Números colocam HJMM em evidência no atendimento de urgências e emergências

FABRICIANO – Os números de fluxograma da Superintendência Regional de Saúde (SRS) e de acordo com dados apresentados pelo Plano de Ação Regional, apontam que o Hospital Dr. José Maria Morais(HJMM), é o mais importante hospital da microrregião de Coronel Fabriciano e Timóteo para atender urgências e emergências.Apesar do atraso de repasses do Governo Estadual e de ser 100% SUS, o HJMM é referência e já atendeu em 2018, cerca de outras 30 cidades, e mais de 1000 internações de emergência.

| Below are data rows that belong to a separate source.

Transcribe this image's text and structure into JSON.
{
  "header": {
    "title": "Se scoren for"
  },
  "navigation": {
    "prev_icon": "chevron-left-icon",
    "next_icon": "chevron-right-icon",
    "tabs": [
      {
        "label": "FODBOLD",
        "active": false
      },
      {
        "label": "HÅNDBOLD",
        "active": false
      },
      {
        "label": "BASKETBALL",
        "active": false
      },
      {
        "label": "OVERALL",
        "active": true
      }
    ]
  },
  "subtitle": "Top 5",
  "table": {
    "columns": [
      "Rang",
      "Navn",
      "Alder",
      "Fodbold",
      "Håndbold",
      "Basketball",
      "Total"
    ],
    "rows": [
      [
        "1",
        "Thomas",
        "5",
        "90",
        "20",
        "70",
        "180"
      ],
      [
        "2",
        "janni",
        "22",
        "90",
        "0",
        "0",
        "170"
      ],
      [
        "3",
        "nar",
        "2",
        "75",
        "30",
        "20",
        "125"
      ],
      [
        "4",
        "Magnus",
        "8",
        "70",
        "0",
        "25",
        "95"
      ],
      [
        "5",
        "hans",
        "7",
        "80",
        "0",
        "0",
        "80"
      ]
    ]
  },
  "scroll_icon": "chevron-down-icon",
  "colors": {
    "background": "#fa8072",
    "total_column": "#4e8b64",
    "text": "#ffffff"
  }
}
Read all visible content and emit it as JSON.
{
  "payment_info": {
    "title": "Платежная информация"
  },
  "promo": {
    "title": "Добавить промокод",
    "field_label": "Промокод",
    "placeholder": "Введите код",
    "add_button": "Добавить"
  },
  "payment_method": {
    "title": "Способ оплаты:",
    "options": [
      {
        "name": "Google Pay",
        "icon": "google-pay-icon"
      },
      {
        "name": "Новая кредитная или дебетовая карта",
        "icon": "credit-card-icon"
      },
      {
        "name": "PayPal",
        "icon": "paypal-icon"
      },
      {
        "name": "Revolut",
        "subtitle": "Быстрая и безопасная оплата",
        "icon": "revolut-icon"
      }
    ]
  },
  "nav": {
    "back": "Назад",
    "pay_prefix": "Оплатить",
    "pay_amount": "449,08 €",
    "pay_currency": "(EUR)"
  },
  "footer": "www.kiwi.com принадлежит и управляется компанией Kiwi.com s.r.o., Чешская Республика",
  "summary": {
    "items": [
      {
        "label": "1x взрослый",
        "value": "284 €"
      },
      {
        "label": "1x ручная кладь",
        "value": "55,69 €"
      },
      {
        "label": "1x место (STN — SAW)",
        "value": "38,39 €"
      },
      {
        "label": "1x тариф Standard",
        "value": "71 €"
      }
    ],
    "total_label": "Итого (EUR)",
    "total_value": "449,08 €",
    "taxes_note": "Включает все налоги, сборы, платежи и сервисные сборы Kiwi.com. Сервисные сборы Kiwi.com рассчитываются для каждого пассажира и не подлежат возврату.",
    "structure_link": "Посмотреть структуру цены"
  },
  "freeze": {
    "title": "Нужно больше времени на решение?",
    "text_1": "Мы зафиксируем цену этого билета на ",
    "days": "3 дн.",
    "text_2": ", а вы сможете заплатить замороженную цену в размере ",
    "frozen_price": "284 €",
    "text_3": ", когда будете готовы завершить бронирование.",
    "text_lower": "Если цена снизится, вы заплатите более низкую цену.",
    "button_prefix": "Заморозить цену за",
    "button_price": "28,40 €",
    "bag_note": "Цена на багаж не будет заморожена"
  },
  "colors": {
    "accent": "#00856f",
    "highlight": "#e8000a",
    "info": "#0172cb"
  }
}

Desde que o município assumiu gestão plena de serviços da saúde em julho do ano passado, o HJMM ganhou papel crucial na região obtendo taxas altas de resolutividade em cirurgias gerais(48%), ortopédicas(48%), torácicas(27%), plásticas(16%), AVC(51%), traumas(24%), entre outras emergências.

O HJMM bateu recorde de atendimentos eletivos e de urgência neste ano, 1.000 atendimentos, sendo que que em 2017 esse número foram 280. Por mês, o HJMM realiza 19 mil procedimentos entre consultas, diagnósticos, exames complementares e cirurgias, sendo 2,5 mil atendimentos hospitalares e 4.113 internações. O hospital possui 60 leitos, sendo 10 de UTI e 30 de clínica médica, 14 leitos destinados a realização de procedimentos cirúrgicos e seis para pediatria. Os atendimentos ambulatoriais gerais e pediátricos já passam de 35.800 só em 2018, sendo 3.300 atendimentos ambulatoriais de outras cidades.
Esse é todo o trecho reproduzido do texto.